Combined analysis of P (v-a) CO2 or ∆PCO2 and O2-derived parameters
Under situations of tissue hypoxia, a drop in VO2 is associated with a decline in aerobic CO2 generation while an anaerobic CO2 generation can still arise[36,37]. Therefore, the VCO2 being reduced less than the VO2, a rise of the respiratory quotient (VCO2/VO2 ratio) can be observed[37,63]. Therefore, the rise in the respiratory quotient was suggested to identify global tissue hypoxia[63]. Because VO2 is equal to the product of cardiac output by the difference between arterial and mixed venous O2 content C (a-mv) O2, and VCO2 is proportional to the product of cardiac output and P (v-a) CO2 the P (v-a) CO2/C (a-mv) O2 ratio could be utilized as indicator of the presence of global tissue hypoxia in critically ill patients. Accordingly, Mekontso-Dessap et al[64] tested this hypothesis in a retrospective study of critically ill patients with normalized cardiac output values and DO2. The authors found a good correlation between P (v-a) CO2/C (a-mv) O2 ratio, presented as a substitute of the respiratory quotient, and arterial blood lactate level, while no correlation was found between blood lactate and P (v-a) CO2 alone and between blood lactate and C (a-mv) O2 alone. Moreover, for a threshold value > 1.4 the P (v-a) CO2/C (a-mv) O2 ratio was able to predict with reliability the presence of hyperlactatemia[64]. The authors concluded that this ratio could be utilized as a reliable indicator of the presence of global anaerobic metabolism in critically ill patients. In a more recent study, Monnet et al[65] found that this ratio, calculated from central venous blood [ΔPCO2/C (a-cv) O2], predicted an increase in VO2 after a fluid-induced increase in DO2 (VO2/DO2 dependency), and thus, can be able to detect the presence of global tissue hypoxia as accurately as the blood lactate level and far better than ScvO2. In a series of 60 fluid-responder patients, we recently found that ΔPCO2/C (a-cv) O2 ratio at baseline predicted accurately the presence of VO2/DO2 dependency phenomenon and better than blood lactate (unpublished data).

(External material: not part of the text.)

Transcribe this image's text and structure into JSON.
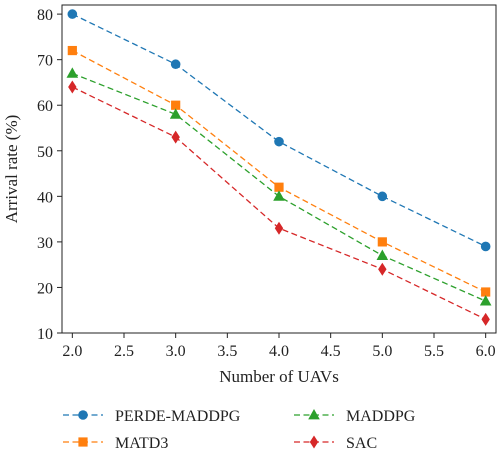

In a population of 35 septic shock patients with normalized mean arterial pressure and ScvO2, Mesquida et al[66] showed that the presence of elevated ΔPCO2/C (a-cv) O2 values at baseline was associated with the absence of lactate clearance within the following hours, and this condition was also associated with mortality. However, this was a retrospective study and it was not powered to explore the prognostic value of the ΔPCO2/C (a-cv) O2 ratio. In a recent prospective study that included 135 septic shock patients[67], Ospina-Tascon et al[50] found that the mixed venous-to-arterial CCO2 difference/C (a-mv) O2 ratio at baseline and six hours after resuscitation was an independent prognostic factor of 28 d mortality, but not P (v-a) CO2/C (a-mv) O2 ratio. The authors attributed this discrepancy to the fact that the PCO2/CCO2 relationship is curvilinear rather than linear and is influenced by many factors such as pH and oxygen saturation (Haldane effect), and under these conditions, the mixed venous-to-arterial CCO2 difference/C (a-mv) O2 ratio might not be equivalent to P (v-a) CO2/C (a-mv) O2 ratio.
From the results of those above studies[64-67], we believe that we can reasonably admit that the ΔPCO2/C (a-cv) O2 ratio can be used as an indicator of the presence of global tissue hypoxia in critically ill patients. Further clinical trials are needed to assess its prognostic value in patients with septic shock.